A Stone reportou, no segundo trimestre, contar com mais de R$ 14 bilhões em depósitos de clientes. Sua carteira de crédito superou a marca de R$ 3 bilhões. No primeiro semestre, a companhia distribuiu mais de R$ 4,3 bilhões a seus acionistas, sendo R$ 3,1 bilhões em dividendos e cerca de R$ 1,2 bilhão em recompra de ações (buyback). Schwening diz que esta é a forma preferida de remuneração do investidor americano. Trata-se de um público importante para a companhia, que é listada na Nasdaq desde 2018.

Como uma empresa que impulsiona o empreendedorismo no Brasil, nas palavras do CEO, sua atuação na seara socioambiental é direcionada para auxiliar o micro, pequeno e médio empreendedor a fazer seu próprio negócio deslanchar. “Uma das linhas de nosso escopo, no âmbito do Instituto Stone, é focada na capacitação, gestão, acesso a crédito com taxas mais competitivas, redes de apoio e mentorias para o empreendedor, que já impactaram mais de 10 mil deles”, diz Schwening. Os treinamentos ou desenvolvimento em gestão de negócios, conhecidos como Mentoria Empreendedora, são realizados por meio de parcerias com o Serviço Brasileiro de Apoio às Micro e Pequenas Empresas (Sebrae), que dá acesso a interação com mentores e conteúdos, via plataformas digitais. Além disso, o direcionamento do crédito a parcelas da sociedade menos atendidas também pode ter impacto positivo. A Stone Instituição Pagamento recebeu US$ 50 milhões do BID Invest, em agosto do ano passado, para direcionar o crédito para micro, pequenas e médias empresas no Brasil, com foco em mulheres empreendedoras na Amazônia Legal – região que conta com acesso mais limitado aos serviços bancários e a recursos.
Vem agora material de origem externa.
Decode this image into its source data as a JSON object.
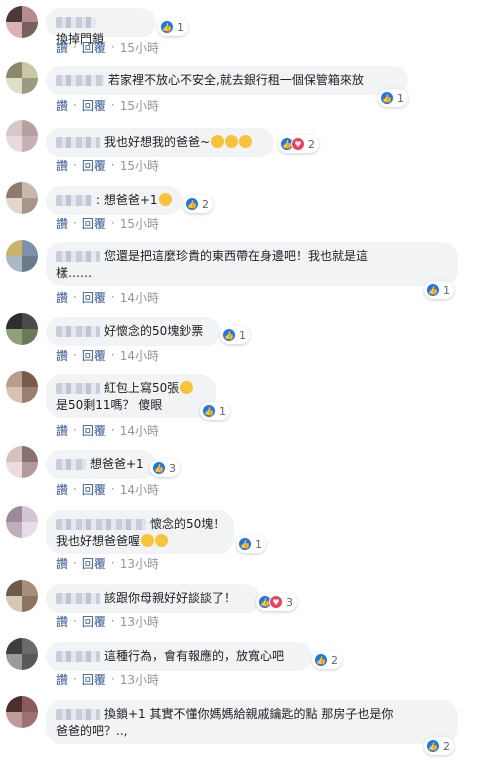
{
  "ui": {
    "reply_label": "回覆",
    "read_label": "讚",
    "dot": "·"
  },
  "comments": [
    {
      "text": "換掉門鎖",
      "like_count": "1",
      "time": "15小時"
    },
    {
      "text": "若家裡不放心不安全,就去銀行租一個保管箱來放",
      "like_count": "1",
      "time": "15小時"
    },
    {
      "text": "我也好想我的爸爸~",
      "like_count": "2",
      "time": "15小時",
      "emojis": [
        "crying-emoji",
        "crying-emoji",
        "crying-emoji"
      ]
    },
    {
      "text": ": 想爸爸+1",
      "like_count": "2",
      "time": "15小時",
      "emojis": [
        "sad-emoji"
      ]
    },
    {
      "text_line1": "您還是把這麼珍貴的東西帶在身邊吧！我也就是這",
      "text_line2": "樣……",
      "like_count": "1",
      "time": "14小時"
    },
    {
      "text": "好懷念的50塊鈔票",
      "like_count": "1",
      "time": "14小時"
    },
    {
      "text_line1": "紅包上寫50張",
      "text_line2": "是50剩11嗎？ 傻眼",
      "like_count": "1",
      "time": "14小時",
      "emojis": [
        "laughing-emoji"
      ]
    },
    {
      "text": "想爸爸+1",
      "like_count": "3",
      "time": "14小時"
    },
    {
      "text_line1": "懷念的50塊！",
      "text_line2": "我也好想爸爸喔",
      "like_count": "1",
      "time": "13小時",
      "emojis": [
        "crying-emoji",
        "crying-emoji"
      ]
    },
    {
      "text": "該跟你母親好好談談了！",
      "like_count": "3",
      "time": "13小時"
    },
    {
      "text": "這種行為，會有報應的，放寬心吧",
      "like_count": "2",
      "time": "13小時"
    },
    {
      "text_line1": "換鎖+1 其實不懂你媽媽給親戚鑰匙的點 那房子也是你",
      "text_line2": "爸爸的吧？..,",
      "like_count": "2",
      "time": "13小時"
    }
  ]
}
Outra frente de atuação é o apoio a jovens talentos, com bolsas, coaching e programas de desenvolvimento acadêmico. O próprio CEO, hoje com 30 anos de idade, foi um dos beneficiados pelo apoio da Fundação Estudar, entidade ligada ao empresário Jorge Paulo Lemann, mas que teve André Street, o sócio-fundador da Stone, como um dos patrocinadores dos cursos de Schwening, inclusive a graduação.